Changing Gears & Holding Gears When Offroad

A lot of modern 4wd vehicles come with an automatic gearbox, but the best of these also let you change gears manually – and there are still plenty of manual boxes out there, too. A lot of veteran off-roaders swear by a manual, because it gives you a lot more flexibility on really tough terrain. If you’re less experienced, though, you can get into a mess by choosing the wrong gear for the situation. Using a manual on the road is easy; in the bush it can be a bit more complicated.

Most of the time, selecting gears on the road is mostly a matter of matching ratios to how fast you’re going. You might want to tweak it a bit if the roads are icy or wet, but generally there’s a very close relationship between gear and speed. Off road that isn’t the case at all. Your main priority when selecting a gear is going to be how to maximise grip. Doing 30km/h on wet rock is totally different from 30km/h on loose, dry sand. On top of that, you might have high/low range and diff lock to think about as well.

Just to make it even more interesting, there are no hard and fast rules about what gear is best in what conditions. A lower gear will generally give more grip, but not always. Sand is notoriously unpredictable. Wet sand – if you’re driving below the high tide mark on a beach, for example – is a pretty firm surface that’s easy to drive on. Saturated sand, where it’s actually being washed by each wave, can be a different story, and loose, dry sand makes it frustratingly easy to bury yourself to the axles.

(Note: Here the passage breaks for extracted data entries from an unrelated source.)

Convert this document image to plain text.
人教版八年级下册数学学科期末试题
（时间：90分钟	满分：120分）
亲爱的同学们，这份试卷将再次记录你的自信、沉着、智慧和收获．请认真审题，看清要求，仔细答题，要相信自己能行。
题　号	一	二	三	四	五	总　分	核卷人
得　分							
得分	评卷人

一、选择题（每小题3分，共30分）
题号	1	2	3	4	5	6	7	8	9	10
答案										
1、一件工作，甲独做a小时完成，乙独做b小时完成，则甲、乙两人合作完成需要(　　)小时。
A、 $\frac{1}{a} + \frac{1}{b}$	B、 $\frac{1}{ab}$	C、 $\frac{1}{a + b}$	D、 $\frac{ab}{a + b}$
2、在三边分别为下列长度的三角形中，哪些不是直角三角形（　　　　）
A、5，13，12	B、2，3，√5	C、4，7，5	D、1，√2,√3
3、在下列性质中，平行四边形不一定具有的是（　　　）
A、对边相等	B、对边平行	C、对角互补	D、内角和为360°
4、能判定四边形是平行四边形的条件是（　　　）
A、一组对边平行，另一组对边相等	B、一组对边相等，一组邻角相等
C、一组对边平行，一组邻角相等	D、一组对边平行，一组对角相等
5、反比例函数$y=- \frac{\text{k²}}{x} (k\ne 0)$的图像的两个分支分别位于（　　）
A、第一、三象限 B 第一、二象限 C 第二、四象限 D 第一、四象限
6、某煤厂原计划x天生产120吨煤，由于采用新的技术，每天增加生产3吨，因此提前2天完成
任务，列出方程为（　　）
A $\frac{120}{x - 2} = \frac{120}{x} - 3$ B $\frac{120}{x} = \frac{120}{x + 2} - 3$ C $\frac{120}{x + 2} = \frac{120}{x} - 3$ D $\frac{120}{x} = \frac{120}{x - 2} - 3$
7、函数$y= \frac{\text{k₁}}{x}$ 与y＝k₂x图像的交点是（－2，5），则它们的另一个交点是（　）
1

On any difficult surface – snow, mud, and loose gravel, as well as sand – the key to not getting stuck is keeping up your momentum. Once you stop, there’s a good change that trying to get moving again will just dig you in. Too high a gear can start your wheels spinning, and you’ll slow down and dig yourself in; too low and you’ll lose momentum, slow down and… you know where this is going. The trick is, before you move out onto a soft surface, get yourself at an appropriate speed then, as soon as you’re on it, find the gear that lets you maintain that speed with some power in reserve.

Generally, lower gears work best on sand and mud. There’s less risk of the wheels spinning, and as long as your tyre pressures are low enough you’ll get more grip. The exact choice of gear varies though. The best gear for you depends on your vehicle, and on the type of sand. You’ll learn through experience what’s best (and, sadly, that means you’ll probably get stuck a couple of times before you get it right).

It’s a lot simpler to work out what gear to use when descending slopes or dunes – as low as possible. If it’s a steep slope stay in first; for a shallower one you might be able to safely go in second. Gear changes on slopes, just like on soft surfaces, need to be carried out quickly and smoothly. The longer you’re out of gear the more likely you are to get into trouble.

Effective use of gears off-road comes with practice. You’ll soon learn to tell by feel when it’s time to change gears. The main thing is to remember that, off road, you’ll be using lower gears much more and making more frequent changes. Changing up as you accelerate, then cruising in fifth for an hour, isn’t something you’ll be doing. That makes quick, confident changes vital. Get that right and you have it pretty much sorted.